2周年

製作販売の活動を始めて2年が経ちました。 始めた当初は、先のことは全部目に見えるものではないけれど、 そんなやんわりした中を、まっすぐに疾走するように手を動かすことで、 自分の存在を表現し、他者とコミットしていきたいという気持ちがありました。 その頃、無駄に考える時間ばかりが沢山ありまして、 どんなに楽しく踊っても、どんなに素晴らしい絵画や舞台を観ても、音楽を聴いても、 時々その裏の無意識の中に、ちょこっとした隙間があるような感じでした。 「自分で何かを起こさなければ、死んでしまう。」とも思っていました。 何か目標があるわけでもないけれど、その隙間を埋めるために自分の欲しいものが、 「自分の手で作ったものを届けて、相手を幸福にする」ことだと勘違いをしたのかもしれません。 目線?視点?視野?どれかひとつでも変えていたら、他にも何かあったはずです。 でも、なぜかその勘違いは今でも続いていて、つまり私は当時より幸せに近づいているみたいです。
当初、一番気がかりだったことは、 「自分が作る服のクオリティが受け入れられるのだろうか?」ということでしたが、 それでも「とにかくやってみてから考えよう」と、ひとつひとつのオーダーにこたえてきました。 特に縫製のテクニックに関するそれは、今でも自分の中での課題のひとつです。 また、今のアパレルの状況を見ていると、自分の商品に価格を提示することが怖くなる時があります。 今のところクライアントさんから、私が提示した価格に対して何か言ってきたことはありませんし、 自分としても、こちらが提示した価格を高いと思う人は、無理に買わなくていいと思っています。 でも巷の衣服の大量生産と低価格競争から、服の市場価格に対する一般的感覚は安価になるでしょう。 決して誰のためでもなく、その人だけのために作ったものに対する値段の意味を、 理解していただける方が、これからますます減っていく気がする一方で、 私の商品を選ぶ同世代だったり、それより上の世代の方たちは、そのことを理解している人が多いので、 その存在からは、すごく励まされているし、前を向く意欲をいただいています。 去年、ウェブサイトを作ってから、更新することがそんなに多くなかったけれど、 写真と文章を発信をすることで、日頃、商品や生地の情報を見ていてくださる方が、 思ったより多いようで、サイトを拙く作りながらも、素直に嬉しく思っています。 最初にテキスト翻訳を手伝ってくれた友達と、撮影をお願いしている写真家さんにも感謝しています。
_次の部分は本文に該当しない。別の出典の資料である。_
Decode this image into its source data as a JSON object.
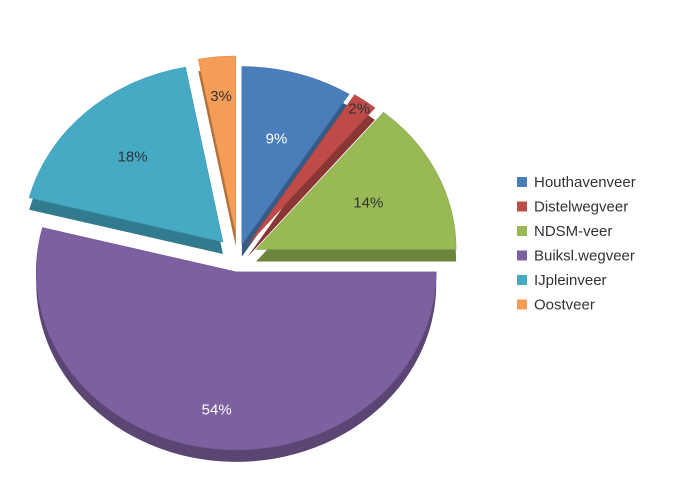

私が作っているものの、カテゴリーやキャパは本当に小さいのですが、 その中だけでも、これだけ多くニーズがあったということが本当に驚きでしたし、大きな発見でした。 本来、私は作るだけのひとで、届けるひと、伝えるひとではなかったのですが、 できることからやってみることに少し広げただけで、沢山のひととつながることができました。
この2年間、特にここ2ヶ月くらいのクライアントさんと製作の背景を通して、 これから自分が進んでいきたいと思う、進んでいくべき方向はおぼろげに見えてきました。 そこにまた、まっすぐに走り抜けるような熱を心に根ざしていけるように、 ただ作るだけでなく、美しいダンスや絵画を観て、音楽に耳をすませて、美味しいものを食べて、 そしてたまには、体が動かなくなるまで踊るなんてこともできればいいと思います。 ひとつの節目として2年目を数えることができて、本当に感謝しております。 クライアントさんがいらっしゃる限り、これからも続けていこうと思っています。 いつもいつもいつもいつも、どうもありがとう。